Znowu "Zacisze". Tym razem do ekipy dołączyła Nieczypora, której notabene obiecałem prace załatwić (załatwie!!!) Wchodzimy... oczy skierowane na mnie, przechodzimy do samego końca.... oczy cały czas za mną... podeje ręke gumie, na co on "STARY CO SŁYCHAĆ?!" ...wszyscy łby w dół i nucą "ładna pogoda" XDDDDDDDDDDDDDDDDD Było wyjebiście... Jakiś kolo chce żebym mu zrobił portret XD, wogoole spotkałem starych znajomych, których niewidziałem naprawde koope lat (Kalinka :* Ola :* Kaśka :* Dawid... :hug: xD) barmanka spaliła sie ze wstydu jak podszedłem po piwo i specjalnie i ostentacyjnie wykrzyknęła "CO PANU PODAĆ?" XD myślałem że jebne... czas mijał naprawde słodko.

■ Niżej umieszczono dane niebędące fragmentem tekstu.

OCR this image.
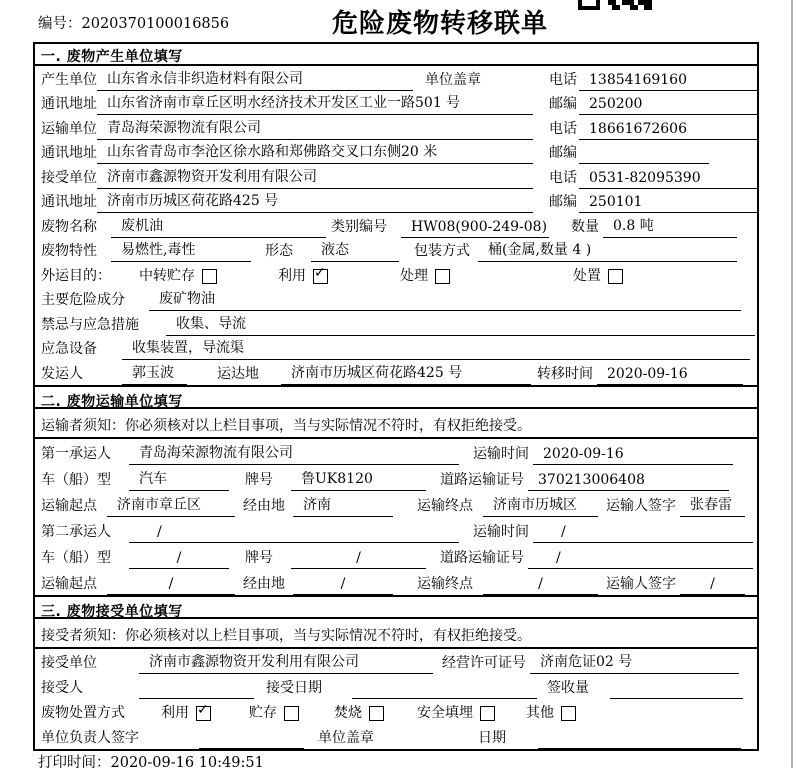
编号：2020370100016856	危险废物转移联单
一. 废物产生单位填写
产生单位 山东省永信非织造材料有限公司	单位盖章	电话 13854169160
通讯地址 山东省济南市章丘区明水经济技术开发区工业一路501 号	邮编 250200
运输单位 青岛海荣源物流有限公司	电话 18661672606
通讯地址 山东省青岛市李沧区徐水路和郑佛路交叉口东侧20 米	邮编
接受单位 济南市鑫源物资开发利用有限公司	电话 0531-82095390
通讯地址 济南市历城区荷花路425 号	邮编 250101
废物名称	废机油	类别编号	HW08(900-249-08) 数量	0.8 吨
废物特性	易燃性,毒性	形态	液态	包装方式	桶(金属,数量 4 )
外运目的：	中转贮存	利用 ✓	处理	处置
主要危险成分	废矿物油
禁忌与应急措施	收集、导流
应急设备	收集装置，导流渠
发运人	郭玉波	运达地	济南市历城区荷花路425 号	转移时间	2020-09-16
二. 废物运输单位填写
运输者须知：你必须核对以上栏目事项，当与实际情况不符时，有权拒绝接受。
第一承运人	青岛海荣源物流有限公司	运输时间	2020-09-16
车（船）型	汽车	牌号	鲁UK8120	道路运输证号	370213006408
运输起点	济南市章丘区	经由地	济南	运输终点	济南市历城区	运输人签字	张春雷
第二承运人	/	运输时间	/
车（船）型	/	牌号	/	道路运输证号	/
运输起点	/	经由地	/	运输终点	/	运输人签字	/
三. 废物接受单位填写
接受者须知：你必须核对以上栏目事项，当与实际情况不符时，有权拒绝接受。
接受单位	济南市鑫源物资开发利用有限公司	经营许可证号	济南危证02 号
接受人	接受日期	签收量
废物处置方式	利用 ✓	贮存	焚烧	安全填埋	其他
单位负责人签字	单位盖章	日期
打印时间：2020-09-16 10:49:51
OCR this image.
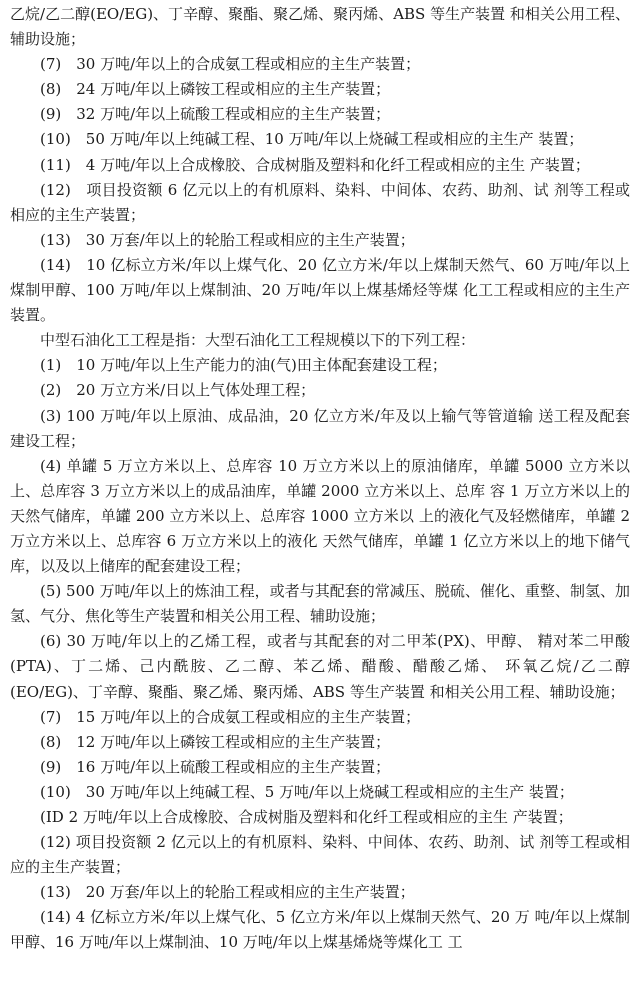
乙烷/乙二醇(EO/EG)、丁辛醇、聚酯、聚乙烯、聚丙烯、ABS 等生产装置 和相关公用工程、辅助设施；

(7)　30 万吨/年以上的合成氨工程或相应的主生产装置；

(8)　24 万吨/年以上磷铵工程或相应的主生产装置；

(9)　32 万吨/年以上硫酸工程或相应的主生产装置；

(10)　50 万吨/年以上纯碱工程、10 万吨/年以上烧碱工程或相应的主生产 装置；

(11)　4 万吨/年以上合成橡胶、合成树脂及塑料和化纤工程或相应的主生 产装置；

(12)　项目投资额 6 亿元以上的有机原料、染料、中间体、农药、助剂、试 剂等工程或相应的主生产装置；

(13)　30 万套/年以上的轮胎工程或相应的主生产装置；

(14)　10 亿标立方米/年以上煤气化、20 亿立方米/年以上煤制天然气、60 万吨/年以上煤制甲醇、100 万吨/年以上煤制油、20 万吨/年以上煤基烯烃等煤 化工工程或相应的主生产装置。

中型石油化工工程是指：大型石油化工工程规模以下的下列工程：

(1)　10 万吨/年以上生产能力的油(气)田主体配套建设工程；

(2)　20 万立方米/日以上气体处理工程；

(3) 100 万吨/年以上原油、成品油，20 亿立方米/年及以上输气等管道输 送工程及配套建设工程；

(4) 单罐 5 万立方米以上、总库容 10 万立方米以上的原油储库，单罐 5000 立方米以上、总库容 3 万立方米以上的成品油库，单罐 2000 立方米以上、总库 容 1 万立方米以上的天然气储库，单罐 200 立方米以上、总库容 1000 立方米以 上的液化气及轻燃储库，单罐 2 万立方米以上、总库容 6 万立方米以上的液化 天然气储库，单罐 1 亿立方米以上的地下储气库，以及以上储库的配套建设工程；

(5) 500 万吨/年以上的炼油工程，或者与其配套的常减压、脱硫、催化、重整、制氢、加氢、气分、焦化等生产装置和相关公用工程、辅助设施；

(6) 30 万吨/年以上的乙烯工程，或者与其配套的对二甲苯(PX)、甲醇、 精对苯二甲酸(PTA)、丁二烯、己内酰胺、乙二醇、苯乙烯、醋酸、醋酸乙烯、 环氧乙烷/乙二醇(EO/EG)、丁辛醇、聚酯、聚乙烯、聚丙烯、ABS 等生产装置 和相关公用工程、辅助设施；

(7)　15 万吨/年以上的合成氨工程或相应的主生产装置；

(8)　12 万吨/年以上磷铵工程或相应的主生产装置；

(9)　16 万吨/年以上硫酸工程或相应的主生产装置；

(10)　30 万吨/年以上纯碱工程、5 万吨/年以上烧碱工程或相应的主生产 装置；

(ID 2 万吨/年以上合成橡胶、合成树脂及塑料和化纤工程或相应的主生 产装置；

(12) 项目投资额 2 亿元以上的有机原料、染料、中间体、农药、助剂、试 剂等工程或相应的主生产装置；

(13)　20 万套/年以上的轮胎工程或相应的主生产装置；

(14) 4 亿标立方米/年以上煤气化、5 亿立方米/年以上煤制天然气、20 万 吨/年以上煤制甲醇、16 万吨/年以上煤制油、10 万吨/年以上煤基烯烧等煤化工 工
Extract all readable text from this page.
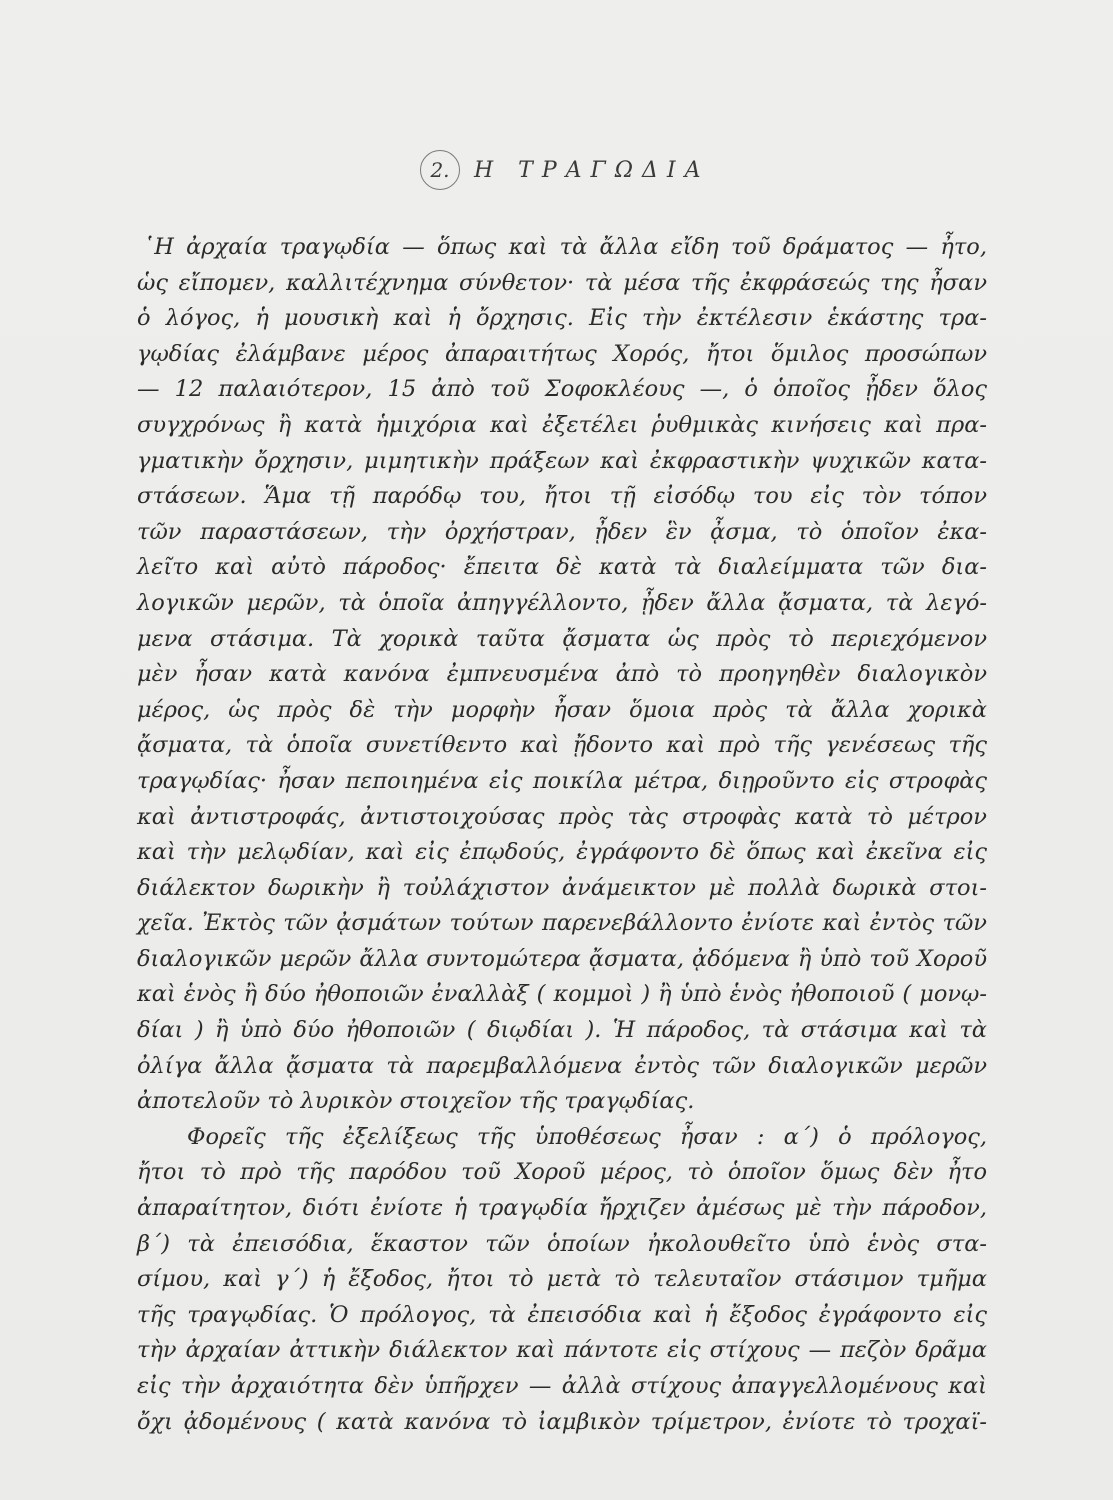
2.	Η ΤΡΑΓΩΔΙΑ

῾Η ἀρχαία τραγῳδία — ὅπως καὶ τὰ ἄλλα εἴδη τοῦ δράματος — ἦτο,

ὡς εἴπομεν, καλλιτέχνημα σύνθετον· τὰ μέσα τῆς ἐκφράσεώς της ἦσαν

ὁ λόγος, ἡ μουσικὴ καὶ ἡ ὄρχησις. Εἰς τὴν ἐκτέλεσιν ἑκάστης τρα-

γῳδίας ἐλάμβανε μέρος ἀπαραιτήτως Χορός, ἤτοι ὅμιλος προσώπων

— 12 παλαιότερον, 15 ἀπὸ τοῦ Σοφοκλέους —, ὁ ὁποῖος ᾖδεν ὅλος

συγχρόνως ἢ κατὰ ἡμιχόρια καὶ ἐξετέλει ῥυθμικὰς κινήσεις καὶ πρα-

γματικὴν ὄρχησιν, μιμητικὴν πράξεων καὶ ἐκφραστικὴν ψυχικῶν κατα-

στάσεων. Ἅμα τῇ παρόδῳ του, ἤτοι τῇ εἰσόδῳ του εἰς τὸν τόπον

τῶν παραστάσεων, τὴν ὀρχήστραν, ᾖδεν ἓν ᾆσμα, τὸ ὁποῖον ἐκα-

λεῖτο καὶ αὐτὸ πάροδος· ἔπειτα δὲ κατὰ τὰ διαλείμματα τῶν δια-

λογικῶν μερῶν, τὰ ὁποῖα ἀπηγγέλλοντο, ᾖδεν ἄλλα ᾄσματα, τὰ λεγό-

μενα στάσιμα. Τὰ χορικὰ ταῦτα ᾄσματα ὡς πρὸς τὸ περιεχόμενον

μὲν ἦσαν κατὰ κανόνα ἐμπνευσμένα ἀπὸ τὸ προηγηθὲν διαλογικὸν

μέρος, ὡς πρὸς δὲ τὴν μορφὴν ἦσαν ὅμοια πρὸς τὰ ἄλλα χορικὰ

ᾄσματα, τὰ ὁποῖα συνετίθεντο καὶ ᾔδοντο καὶ πρὸ τῆς γενέσεως τῆς

τραγῳδίας· ἦσαν πεποιημένα εἰς ποικίλα μέτρα, διῃροῦντο εἰς στροφὰς

καὶ ἀντιστροφάς, ἀντιστοιχούσας πρὸς τὰς στροφὰς κατὰ τὸ μέτρον

καὶ τὴν μελῳδίαν, καὶ εἰς ἐπῳδούς, ἐγράφοντο δὲ ὅπως καὶ ἐκεῖνα εἰς

διάλεκτον δωρικὴν ἢ τοὐλάχιστον ἀνάμεικτον μὲ πολλὰ δωρικὰ στοι-

χεῖα. Ἐκτὸς τῶν ᾀσμάτων τούτων παρενεβάλλοντο ἐνίοτε καὶ ἐντὸς τῶν

διαλογικῶν μερῶν ἄλλα συντομώτερα ᾄσματα, ᾀδόμενα ἢ ὑπὸ τοῦ Χοροῦ

καὶ ἑνὸς ἢ δύο ἠθοποιῶν ἐναλλὰξ ( κομμοὶ ) ἢ ὑπὸ ἑνὸς ἠθοποιοῦ ( μονῳ-

δίαι ) ἢ ὑπὸ δύο ἠθοποιῶν ( διῳδίαι ). Ἡ πάροδος, τὰ στάσιμα καὶ τὰ

ὀλίγα ἄλλα ᾄσματα τὰ παρεμβαλλόμενα ἐντὸς τῶν διαλογικῶν μερῶν

ἀποτελοῦν τὸ λυρικὸν στοιχεῖον τῆς τραγῳδίας.

Φορεῖς τῆς ἐξελίξεως τῆς ὑποθέσεως ἦσαν : α΄) ὁ πρόλογος,

ἤτοι τὸ πρὸ τῆς παρόδου τοῦ Χοροῦ μέρος, τὸ ὁποῖον ὅμως δὲν ἦτο

ἀπαραίτητον, διότι ἐνίοτε ἡ τραγῳδία ἤρχιζεν ἀμέσως μὲ τὴν πάροδον,

β΄) τὰ ἐπεισόδια, ἕκαστον τῶν ὁποίων ἠκολουθεῖτο ὑπὸ ἑνὸς στα-

σίμου, καὶ γ΄) ἡ ἔξοδος, ἤτοι τὸ μετὰ τὸ τελευταῖον στάσιμον τμῆμα

τῆς τραγῳδίας. Ὁ πρόλογος, τὰ ἐπεισόδια καὶ ἡ ἔξοδος ἐγράφοντο εἰς

τὴν ἀρχαίαν ἀττικὴν διάλεκτον καὶ πάντοτε εἰς στίχους — πεζὸν δρᾶμα

εἰς τὴν ἀρχαιότητα δὲν ὑπῆρχεν — ἀλλὰ στίχους ἀπαγγελλομένους καὶ

ὄχι ᾀδομένους ( κατὰ κανόνα τὸ ἰαμβικὸν τρίμετρον, ἐνίοτε τὸ τροχαϊ-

Potem Natala z Nieczyporą wyszły.. Magda też gdzies zniknęła.. Zostalem z Olka, posiedzieliśmy chwile i wyszliśmy... A potem był WYŚCIG PO KAŁUŻACH na pijaka XD ludzie ale bomba ! XD jak wszedłem do domu, to moja mama zaczęła sie ze mnie śmiać XDDD "ale mamo ja jestem tylko pijany" XDDD mama: "cicho, ojca obudzisz!" XD i dalej sie smieje... ta kobieta jest prawie tak poryta jak ja XDDDDDDDDDDDDDD

A teraz siedzem sobie w domciu ^.^ zapomniałem dodać że przed zaciszem dziewczyny przylazły do mnie... Zagadał do mnie na gadu wtedy ktoś WYJĄTKOWY... niezdradze wam kto to, Ci którzy mieli wiedziec to wiedzą :P Uh... namieszał mi w głowie dość solidnie... a obiecałem sobie tyle razy "nigdy więcej" a tu taki zonk... a to dość poważny... No ale cuż.. nigdy szczęścia niemiałem... dobrze o tym wiecie ==; Wogóle chce pojechać do warszawy, ale niemam gdzie spać...no trudno... w sumie to długo sie tym dołowałem, ale stwierdziłem, że skoro tylko mi zalezy na tym żeby tam pojechać to właściwie po jaki kij mam jechać???? niechcecie mnie - to nie, niebęde sie wpraszał, mimo że bardzo mi zależy na pewnym spotkaniu i na zjedzeniu osmiornic (Seramis :*) i gry w rzutki (Anielica :*) ehhh przez pół tygodnia sie niesamowicie dołowałem, wieczorami piłem w samotności zerkając raz po raz na skalpel chirurgiczny... ale wiem dobrze że niemoge go chwycić w swoje łapki... pamietam jak krzyczałem na tych wszystkich którzy ulegli... JA TEGO NIEZROBIE! no ale mimo wszystko nadal mi smutno... nielubie czuć sie olanym, no ale pożyjemy zobaczymy... Może obaj potrzebujemy czasu...?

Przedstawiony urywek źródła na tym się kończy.